A clear expansion signal is generated when a current customer’s buying group suddenly starts researching topics related to a product they don’t currently use—for example, if a client only using our core platform is suddenly researching “programmatic advertising” or “connected TV advertising.”

We also track new personas from existing accounts showing up in our intent data. If we’ve been working primarily with demand gen and someone from product marketing or sales enablement suddenly starts researching our solutions, that’s an opportunity to expand our footprint within the organization.

How Can Churn Prevention Be Achieved with Intent Data?

Churn prevention has become one of our team’s top priorities , and intent data is the crucial component of our early warning system. We’ve created specific “risk indicator” intent models that monitor for several red flags.

While researching competitors is an obvious signal, the subtle ones are equally important. Red flag searches include:

  • “Marketing Automation Alternatives”
  • “How to Calculate Marketing ROI”
  • “Reducing Martech Stack Costs”

These searches all indicate potential dissatisfaction and signal the need for an intervention.

Actioning Negative Intent: The “Save Play”

Beyond competitive and cost-cutting research, we track a second, critical signal: a drop-off in engagement. We’ve identified that when engagement from multiple personas within a customer account drops off simultaneously, it often precedes churn by 60–90 days.

Therefore, we track both positive intent (active research) and negative intent (absence of engagement) across the entire buying committee. When these patterns appear, we immediately trigger a “save play.” This might include:

  • Executive outreach
  • Additional training
  • A business review to re-establish value

See how our teams use this exact framework to build buying groups, surround accounts, and power pipeline in our eBook, “How Intentsify Uses Intentsify: Volume II.”

FAQs

How do you distinguish between an expansion signal and a churn risk signal using intent data?

An expansion signal is typically triggered by a customer’s buying group researching topics related to a product or feature they don’t currently own (e.g., searching for “programmatic advertising” when they only have a content syndication solution). A churn risk signal, conversely, is triggered by research related to alternatives, competitive comparisons, or cost-cutting (e.g., searching for “reducing martech stack costs” or competitor names).

How does using intent data churn prevention proactively differ from a reactive customer success strategy?

A reactive strategy only responds after a customer reports dissatisfaction. Intent data churn prevention is an early warning system that monitors subtle signals and drops in engagement from multiple personas that often warn providers of a customer that may soon churn. This allows you to launch a “save play” before the customer decides to leave.

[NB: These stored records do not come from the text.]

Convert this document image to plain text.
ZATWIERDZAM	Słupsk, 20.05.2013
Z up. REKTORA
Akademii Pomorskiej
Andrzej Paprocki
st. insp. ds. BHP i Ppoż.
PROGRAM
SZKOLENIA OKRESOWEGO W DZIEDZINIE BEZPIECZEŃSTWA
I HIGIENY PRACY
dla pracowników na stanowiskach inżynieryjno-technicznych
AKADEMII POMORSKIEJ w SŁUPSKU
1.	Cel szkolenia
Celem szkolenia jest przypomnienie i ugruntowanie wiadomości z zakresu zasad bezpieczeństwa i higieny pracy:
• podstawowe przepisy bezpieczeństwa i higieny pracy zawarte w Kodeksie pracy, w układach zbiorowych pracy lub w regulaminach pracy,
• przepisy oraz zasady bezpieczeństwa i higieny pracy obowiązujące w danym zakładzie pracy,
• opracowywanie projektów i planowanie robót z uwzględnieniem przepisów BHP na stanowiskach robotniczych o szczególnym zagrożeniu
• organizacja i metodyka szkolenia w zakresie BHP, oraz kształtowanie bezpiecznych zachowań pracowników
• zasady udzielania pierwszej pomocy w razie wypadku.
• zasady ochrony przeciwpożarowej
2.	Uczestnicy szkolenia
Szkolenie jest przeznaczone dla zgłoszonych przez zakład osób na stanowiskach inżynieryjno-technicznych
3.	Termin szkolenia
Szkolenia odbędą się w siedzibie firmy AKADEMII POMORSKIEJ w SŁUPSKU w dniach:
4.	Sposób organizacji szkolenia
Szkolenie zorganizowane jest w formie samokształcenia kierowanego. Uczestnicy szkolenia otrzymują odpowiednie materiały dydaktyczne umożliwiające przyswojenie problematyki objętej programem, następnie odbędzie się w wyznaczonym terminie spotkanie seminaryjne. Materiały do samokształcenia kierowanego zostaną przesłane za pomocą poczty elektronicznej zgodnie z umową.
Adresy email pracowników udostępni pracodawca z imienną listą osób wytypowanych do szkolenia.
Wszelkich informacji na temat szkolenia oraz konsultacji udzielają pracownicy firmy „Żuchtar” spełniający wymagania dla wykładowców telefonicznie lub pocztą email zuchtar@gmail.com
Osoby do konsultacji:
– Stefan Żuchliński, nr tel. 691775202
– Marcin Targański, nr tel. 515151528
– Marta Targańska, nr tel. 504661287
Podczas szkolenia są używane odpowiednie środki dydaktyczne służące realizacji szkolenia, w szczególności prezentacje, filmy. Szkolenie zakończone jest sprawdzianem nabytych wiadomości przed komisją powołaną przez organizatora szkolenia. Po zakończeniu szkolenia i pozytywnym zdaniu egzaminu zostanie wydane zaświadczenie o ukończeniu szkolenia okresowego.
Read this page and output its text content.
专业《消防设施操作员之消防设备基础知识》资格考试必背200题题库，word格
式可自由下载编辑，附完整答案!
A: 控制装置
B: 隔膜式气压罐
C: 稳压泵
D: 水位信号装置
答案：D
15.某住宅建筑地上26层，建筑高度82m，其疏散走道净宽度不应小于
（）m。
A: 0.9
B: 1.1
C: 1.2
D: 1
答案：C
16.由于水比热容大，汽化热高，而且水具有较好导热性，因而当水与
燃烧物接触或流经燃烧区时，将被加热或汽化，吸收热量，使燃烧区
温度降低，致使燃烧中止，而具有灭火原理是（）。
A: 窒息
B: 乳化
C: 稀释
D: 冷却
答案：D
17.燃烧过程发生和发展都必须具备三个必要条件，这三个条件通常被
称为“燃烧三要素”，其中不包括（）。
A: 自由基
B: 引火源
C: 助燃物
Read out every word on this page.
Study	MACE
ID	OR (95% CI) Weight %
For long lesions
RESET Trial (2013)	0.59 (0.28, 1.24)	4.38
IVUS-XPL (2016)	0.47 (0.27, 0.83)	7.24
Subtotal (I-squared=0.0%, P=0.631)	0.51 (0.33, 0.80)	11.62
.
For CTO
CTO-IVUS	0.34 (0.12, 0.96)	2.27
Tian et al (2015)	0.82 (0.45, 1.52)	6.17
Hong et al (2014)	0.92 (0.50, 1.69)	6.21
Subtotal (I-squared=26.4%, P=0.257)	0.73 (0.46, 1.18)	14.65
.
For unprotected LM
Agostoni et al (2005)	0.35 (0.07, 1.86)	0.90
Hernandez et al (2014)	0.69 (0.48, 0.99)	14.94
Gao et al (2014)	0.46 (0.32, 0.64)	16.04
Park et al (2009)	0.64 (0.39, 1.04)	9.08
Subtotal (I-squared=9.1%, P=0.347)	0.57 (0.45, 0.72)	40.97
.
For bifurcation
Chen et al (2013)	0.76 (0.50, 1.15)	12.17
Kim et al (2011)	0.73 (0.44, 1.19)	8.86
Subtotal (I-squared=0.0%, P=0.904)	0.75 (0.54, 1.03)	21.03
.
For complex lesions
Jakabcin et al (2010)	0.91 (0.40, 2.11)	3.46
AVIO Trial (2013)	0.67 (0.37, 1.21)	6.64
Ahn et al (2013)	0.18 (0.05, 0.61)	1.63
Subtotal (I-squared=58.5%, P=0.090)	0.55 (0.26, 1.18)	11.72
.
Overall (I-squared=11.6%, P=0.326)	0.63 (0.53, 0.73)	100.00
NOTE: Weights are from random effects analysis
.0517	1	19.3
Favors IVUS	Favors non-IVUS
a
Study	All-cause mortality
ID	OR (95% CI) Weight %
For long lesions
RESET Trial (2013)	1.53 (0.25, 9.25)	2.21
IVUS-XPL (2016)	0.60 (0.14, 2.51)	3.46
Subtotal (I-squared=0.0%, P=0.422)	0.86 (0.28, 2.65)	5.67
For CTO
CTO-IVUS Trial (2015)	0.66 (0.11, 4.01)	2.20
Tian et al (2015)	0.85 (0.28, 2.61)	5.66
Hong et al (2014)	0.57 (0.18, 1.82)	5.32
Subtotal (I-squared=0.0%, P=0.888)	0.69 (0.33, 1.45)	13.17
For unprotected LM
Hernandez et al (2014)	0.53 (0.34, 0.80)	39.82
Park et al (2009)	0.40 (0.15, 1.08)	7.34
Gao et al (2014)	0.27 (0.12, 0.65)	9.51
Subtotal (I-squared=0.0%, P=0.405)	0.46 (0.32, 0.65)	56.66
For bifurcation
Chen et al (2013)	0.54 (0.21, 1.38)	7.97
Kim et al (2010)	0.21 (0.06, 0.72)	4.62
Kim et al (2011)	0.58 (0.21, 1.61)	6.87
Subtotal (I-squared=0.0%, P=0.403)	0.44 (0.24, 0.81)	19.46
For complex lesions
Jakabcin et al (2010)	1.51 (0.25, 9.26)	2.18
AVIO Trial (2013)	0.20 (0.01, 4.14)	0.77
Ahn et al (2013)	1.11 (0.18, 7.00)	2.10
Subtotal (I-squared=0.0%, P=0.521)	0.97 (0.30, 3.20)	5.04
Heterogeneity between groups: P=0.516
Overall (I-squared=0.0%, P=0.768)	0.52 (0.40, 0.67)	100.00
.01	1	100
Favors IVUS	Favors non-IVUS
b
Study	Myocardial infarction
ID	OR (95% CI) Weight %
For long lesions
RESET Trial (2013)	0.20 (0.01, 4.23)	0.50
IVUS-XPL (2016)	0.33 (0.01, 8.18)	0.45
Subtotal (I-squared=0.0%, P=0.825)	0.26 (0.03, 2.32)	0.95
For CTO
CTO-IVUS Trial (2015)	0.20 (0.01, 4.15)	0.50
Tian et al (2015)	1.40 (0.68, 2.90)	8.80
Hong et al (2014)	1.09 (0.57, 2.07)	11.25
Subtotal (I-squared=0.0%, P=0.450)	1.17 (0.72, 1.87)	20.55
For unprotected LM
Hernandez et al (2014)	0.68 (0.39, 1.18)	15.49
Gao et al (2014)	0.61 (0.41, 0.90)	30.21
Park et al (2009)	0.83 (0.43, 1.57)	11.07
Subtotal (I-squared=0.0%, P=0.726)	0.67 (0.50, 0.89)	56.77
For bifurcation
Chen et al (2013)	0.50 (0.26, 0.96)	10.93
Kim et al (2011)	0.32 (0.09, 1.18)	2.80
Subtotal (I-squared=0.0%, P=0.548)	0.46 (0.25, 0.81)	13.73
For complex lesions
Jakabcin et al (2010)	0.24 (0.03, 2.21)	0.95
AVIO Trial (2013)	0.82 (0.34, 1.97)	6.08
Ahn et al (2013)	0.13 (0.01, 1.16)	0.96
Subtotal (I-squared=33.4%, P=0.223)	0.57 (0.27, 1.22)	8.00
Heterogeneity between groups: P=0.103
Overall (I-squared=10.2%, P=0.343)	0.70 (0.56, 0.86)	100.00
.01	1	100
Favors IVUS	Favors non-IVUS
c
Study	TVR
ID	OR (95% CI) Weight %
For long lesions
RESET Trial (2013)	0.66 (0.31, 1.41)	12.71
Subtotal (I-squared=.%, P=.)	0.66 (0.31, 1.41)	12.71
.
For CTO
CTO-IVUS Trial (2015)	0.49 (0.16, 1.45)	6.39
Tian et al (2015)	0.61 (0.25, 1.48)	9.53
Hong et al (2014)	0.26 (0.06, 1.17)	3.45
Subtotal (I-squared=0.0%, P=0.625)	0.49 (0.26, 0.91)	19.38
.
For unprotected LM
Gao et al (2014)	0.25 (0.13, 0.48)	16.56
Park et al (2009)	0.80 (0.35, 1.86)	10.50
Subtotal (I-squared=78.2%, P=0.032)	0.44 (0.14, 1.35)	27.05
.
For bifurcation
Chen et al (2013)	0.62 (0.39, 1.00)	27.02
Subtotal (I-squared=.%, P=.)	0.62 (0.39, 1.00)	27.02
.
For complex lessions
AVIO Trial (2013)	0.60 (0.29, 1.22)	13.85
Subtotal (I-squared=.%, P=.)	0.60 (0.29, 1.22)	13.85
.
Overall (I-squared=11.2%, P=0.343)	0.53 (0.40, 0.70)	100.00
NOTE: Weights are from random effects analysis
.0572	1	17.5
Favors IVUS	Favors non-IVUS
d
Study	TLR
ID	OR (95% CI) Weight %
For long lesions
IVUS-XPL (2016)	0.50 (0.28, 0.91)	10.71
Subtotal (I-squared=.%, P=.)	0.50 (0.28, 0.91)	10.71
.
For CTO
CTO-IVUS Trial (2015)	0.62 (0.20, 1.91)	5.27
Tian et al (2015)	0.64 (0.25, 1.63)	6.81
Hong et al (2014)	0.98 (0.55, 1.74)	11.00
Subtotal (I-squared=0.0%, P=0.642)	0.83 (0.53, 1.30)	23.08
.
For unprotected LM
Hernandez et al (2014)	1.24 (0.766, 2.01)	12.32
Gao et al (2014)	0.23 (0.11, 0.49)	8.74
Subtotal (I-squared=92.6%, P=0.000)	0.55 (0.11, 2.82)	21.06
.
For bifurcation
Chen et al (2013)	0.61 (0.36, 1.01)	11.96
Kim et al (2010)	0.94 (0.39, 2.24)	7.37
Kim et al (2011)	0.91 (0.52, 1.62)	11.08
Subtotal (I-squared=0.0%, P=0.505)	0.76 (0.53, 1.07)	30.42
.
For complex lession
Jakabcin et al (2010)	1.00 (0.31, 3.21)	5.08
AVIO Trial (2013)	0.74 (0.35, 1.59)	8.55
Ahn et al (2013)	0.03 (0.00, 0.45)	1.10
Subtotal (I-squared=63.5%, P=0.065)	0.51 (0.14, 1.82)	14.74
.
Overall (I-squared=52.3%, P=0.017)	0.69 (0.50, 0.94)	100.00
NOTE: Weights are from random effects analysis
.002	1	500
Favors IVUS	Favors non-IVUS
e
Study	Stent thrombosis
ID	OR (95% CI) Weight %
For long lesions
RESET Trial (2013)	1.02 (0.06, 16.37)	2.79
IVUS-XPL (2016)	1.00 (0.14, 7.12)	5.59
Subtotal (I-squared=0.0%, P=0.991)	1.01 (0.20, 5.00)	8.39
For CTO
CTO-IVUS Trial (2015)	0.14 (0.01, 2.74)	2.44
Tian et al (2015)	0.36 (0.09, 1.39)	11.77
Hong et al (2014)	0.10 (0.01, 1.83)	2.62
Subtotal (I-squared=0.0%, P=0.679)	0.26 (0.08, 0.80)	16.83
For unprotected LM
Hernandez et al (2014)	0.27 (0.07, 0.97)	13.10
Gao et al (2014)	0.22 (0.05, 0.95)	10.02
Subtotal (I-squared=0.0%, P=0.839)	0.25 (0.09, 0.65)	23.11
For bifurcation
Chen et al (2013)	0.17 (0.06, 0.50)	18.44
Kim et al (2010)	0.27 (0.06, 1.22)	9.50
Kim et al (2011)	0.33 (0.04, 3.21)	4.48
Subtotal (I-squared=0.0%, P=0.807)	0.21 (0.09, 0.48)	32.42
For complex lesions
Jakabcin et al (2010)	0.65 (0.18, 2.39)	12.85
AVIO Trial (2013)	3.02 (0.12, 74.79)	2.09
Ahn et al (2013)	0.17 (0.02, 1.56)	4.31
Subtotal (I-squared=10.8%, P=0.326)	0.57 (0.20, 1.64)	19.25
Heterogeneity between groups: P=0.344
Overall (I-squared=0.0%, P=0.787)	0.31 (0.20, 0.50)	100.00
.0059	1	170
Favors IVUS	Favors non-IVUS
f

What is the value of tracking a new persona from an existing customer account?

A new persona, particularly from a different department like product marketing or sales enablement, researching your solution indicates an expansion opportunity. It suggests that a new part of the organization is exploring how your product can solve their challenges, giving you a chance to expand your footprint within the organization.

How do you ensure sales and customer success teams act on these lifecycle intent signals?

We integrate these signals directly into their existing workflow and make them a workflow trigger. When a churn risk signal is hit, it automatically triggers a “save play” alert to the CSM or Account Manager with the exact details of the research, prompting them to act immediately and re-establish value.